Maureen began telling me about her ex boyfriend, how she never should have left him. "Danny was good to me, Oh why did I leave him!" She seemed to be talking more to herself than me, so I just listened.

She told me she had the clap, but she had it treated and it should be fine now.

She used to hang out at the No Exit cafe, but the owner banned her because he blamed her for intentionally breaking the front window.

She had once threatened Danny with an ice pick.

By the time I got up to leave, I was thanking my heart for its infinite wisdom. If I had taken a shower with Maureen there is no telling where I would have ended up.

Out on the cold spring streets of Rogers Park, I wandered around, a bit dazed. I looked up at a street sign, someone had painted a T on Estes Avenue. The sky was a cold blue, the wind kicked my hair around, and I rubbed the sleep out of my eyes.

I walked to the beach and picked up oval glass pieces that had been worn and smoothed down by sand and water. I put one in my pocket.



A few weeks later Barry called. He mentioned that he had been seeing Maureen. I was surprised to hear this, and asked him what they had done together.

"We watched Chariots of Fire at her apartment", he told me.

I wondered what he thought about the cat litter box, and if Maureen asked him to take a shower.

I told Barry I had been over to her apartment also, and spent the night, and left it at that.

Later in the year I made it to Paris, wandered around Montmartre and the Seine, and was thankful the world hadn't come to an end.

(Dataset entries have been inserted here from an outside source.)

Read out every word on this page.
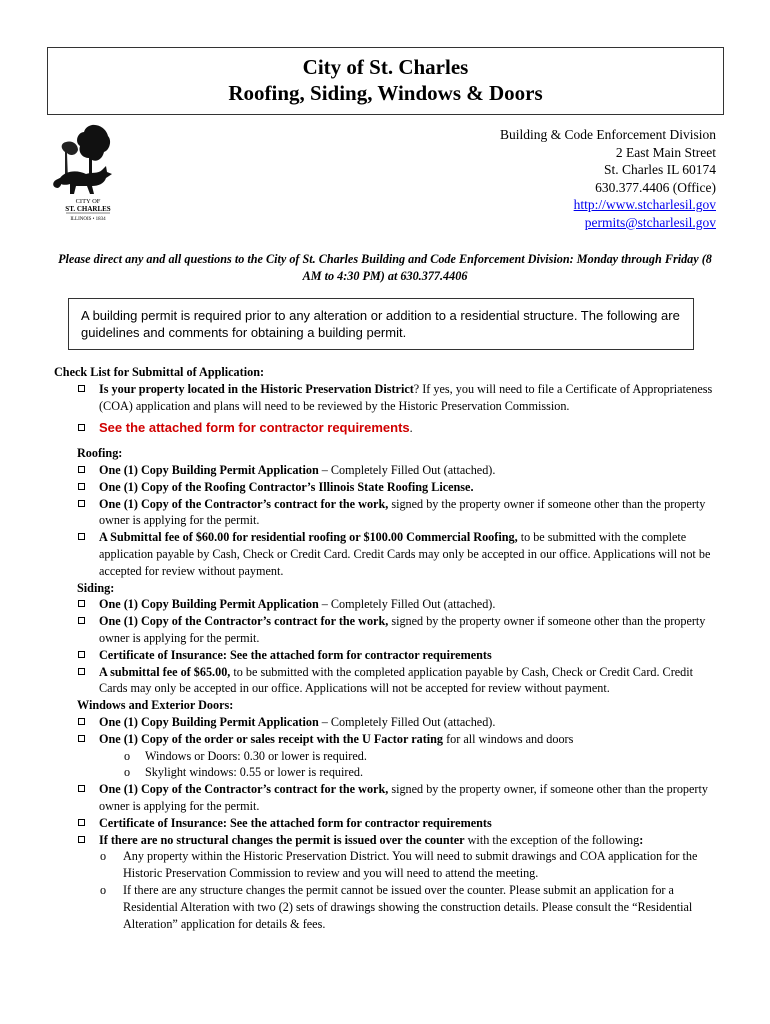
City of St. Charles
Roofing, Siding, Windows & Doors
CITY OF
ST. CHARLES
ILLINOIS • 1834
Building & Code Enforcement Division
2 East Main Street
St. Charles IL 60174
630.377.4406 (Office)
http://www.stcharlesil.gov
permits@stcharlesil.gov
Please direct any and all questions to the City of St. Charles Building and Code Enforcement Division: Monday through Friday (8 AM to 4:30 PM) at 630.377.4406
A building permit is required prior to any alteration or addition to a residential structure. The following are guidelines and comments for obtaining a building permit.
Check List for Submittal of Application:
Is your property located in the Historic Preservation District? If yes, you will need to file a Certificate of Appropriateness (COA) application and plans will need to be reviewed by the Historic Preservation Commission.
See the attached form for contractor requirements.
Roofing:
One (1) Copy Building Permit Application – Completely Filled Out (attached).
One (1) Copy of the Roofing Contractor’s Illinois State Roofing License.
One (1) Copy of the Contractor’s contract for the work, signed by the property owner if someone other than the property owner is applying for the permit.
A Submittal fee of $60.00 for residential roofing or $100.00 Commercial Roofing, to be submitted with the complete application payable by Cash, Check or Credit Card. Credit Cards may only be accepted in our office. Applications will not be accepted for review without payment.
Siding:
One (1) Copy Building Permit Application – Completely Filled Out (attached).
One (1) Copy of the Contractor’s contract for the work, signed by the property owner if someone other than the property owner is applying for the permit.
Certificate of Insurance: See the attached form for contractor requirements
A submittal fee of $65.00, to be submitted with the completed application payable by Cash, Check or Credit Card. Credit Cards may only be accepted in our office. Applications will not be accepted for review without payment.
Windows and Exterior Doors:
One (1) Copy Building Permit Application – Completely Filled Out (attached).
One (1) Copy of the order or sales receipt with the U Factor rating for all windows and doors
o Windows or Doors: 0.30 or lower is required.
o Skylight windows: 0.55 or lower is required.
One (1) Copy of the Contractor’s contract for the work, signed by the property owner, if someone other than the property owner is applying for the permit.
Certificate of Insurance: See the attached form for contractor requirements
If there are no structural changes the permit is issued over the counter with the exception of the following:
o Any property within the Historic Preservation District. You will need to submit drawings and COA application for the Historic Preservation Commission to review and you will need to attend the meeting.
o If there are any structure changes the permit cannot be issued over the counter. Please submit an application for a Residential Alteration with two (2) sets of drawings showing the construction details. Please consult the “Residential Alteration” application for details & fees.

When the fateful day in September came and went, I wondered about Barry and how he was going about putting his life back together. I lost contact with him soon after, and didn't have the chance to see if he kept his faith in the bible.

The following year I was riding on an elevated train, returning from a trip to a west side photography store.

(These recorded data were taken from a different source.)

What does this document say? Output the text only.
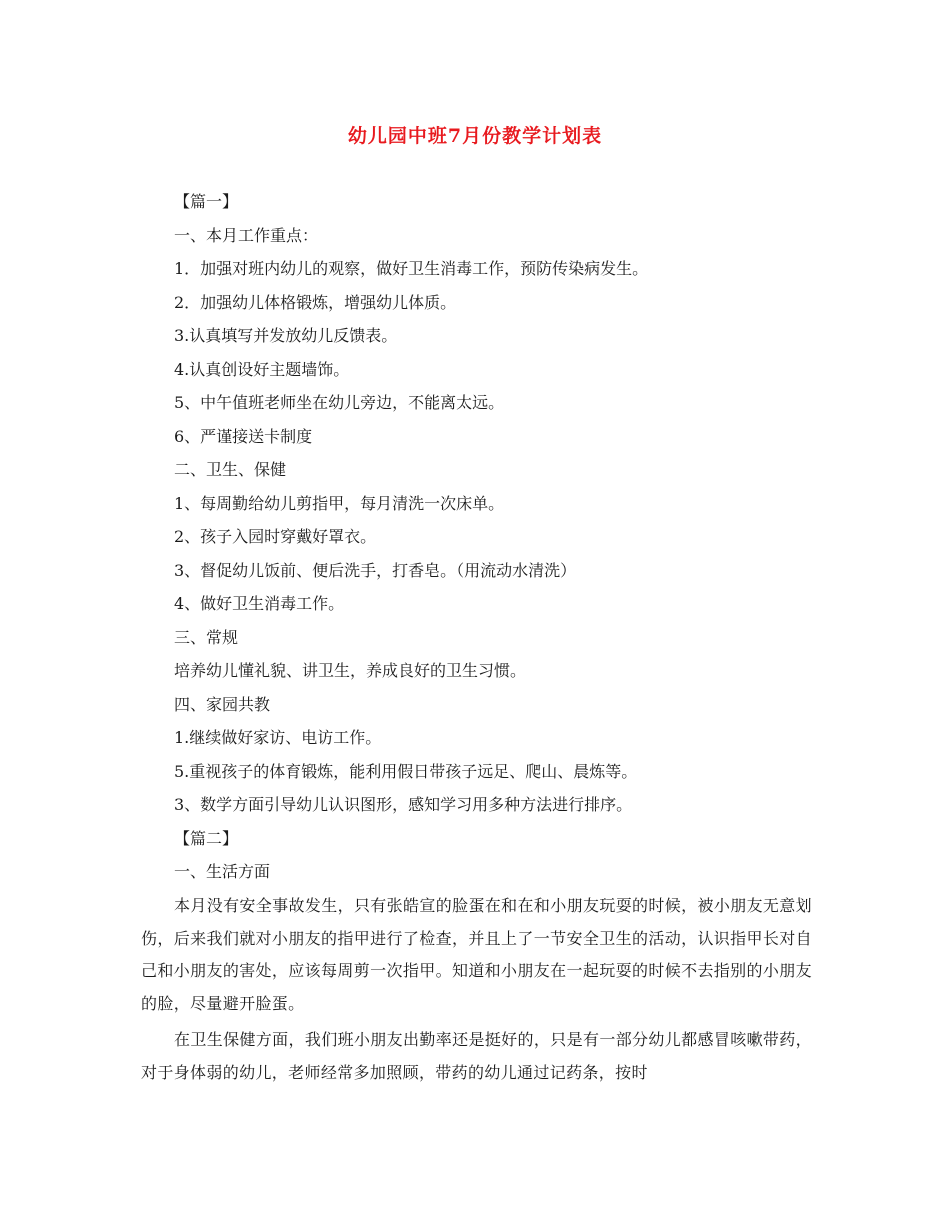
幼儿园中班7月份教学计划表
【篇一】
一、本月工作重点：
1．加强对班内幼儿的观察，做好卫生消毒工作，预防传染病发生。
2．加强幼儿体格锻炼，增强幼儿体质。
3.认真填写并发放幼儿反馈表。
4.认真创设好主题墙饰。
5、中午值班老师坐在幼儿旁边，不能离太远。
6、严谨接送卡制度
二、卫生、保健
1、每周勤给幼儿剪指甲，每月清洗一次床单。
2、孩子入园时穿戴好罩衣。
3、督促幼儿饭前、便后洗手，打香皂。（用流动水清洗）
4、做好卫生消毒工作。
三、常规
培养幼儿懂礼貌、讲卫生，养成良好的卫生习惯。
四、家园共教
1.继续做好家访、电访工作。
5.重视孩子的体育锻炼，能利用假日带孩子远足、爬山、晨炼等。
3、数学方面引导幼儿认识图形，感知学习用多种方法进行排序。
【篇二】
一、生活方面
本月没有安全事故发生，只有张皓宣的脸蛋在和在和小朋友玩耍的时候，被小朋友无意划伤，后来我们就对小朋友的指甲进行了检查，并且上了一节安全卫生的活动，认识指甲长对自己和小朋友的害处，应该每周剪一次指甲。知道和小朋友在一起玩耍的时候不去指别的小朋友的脸，尽量避开脸蛋。
在卫生保健方面，我们班小朋友出勤率还是挺好的，只是有一部分幼儿都感冒咳嗽带药，对于身体弱的幼儿，老师经常多加照顾，带药的幼儿通过记药条，按时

I had pulled a framed photograph which I had recently made out of my backpack and was admiring it. It was a solarized picture of a book with some chess pieces scattered about, and a large dead fly in the middle of it all. I planned to give it to a friend that day.

I looked out the train window, the scratched, milky glass softening the edges of the city buildings.



I sensed that someone was standing next to me and I looked up and saw Maureen. We said hello, and she took the framed photograph from me and studied it.

"It's beautiful", she said as she handed it back.

We chit chatted for a minute or two, and then she walked away.

I sat alone with my thoughts, thinking how strangely connected life was.

I knew I would probably never see Maureen again, yet it seemed to me that we were destined that day to pass each other on the train, really for no purpose other than to gain a glimpse of what might have been had I not listened to my heart.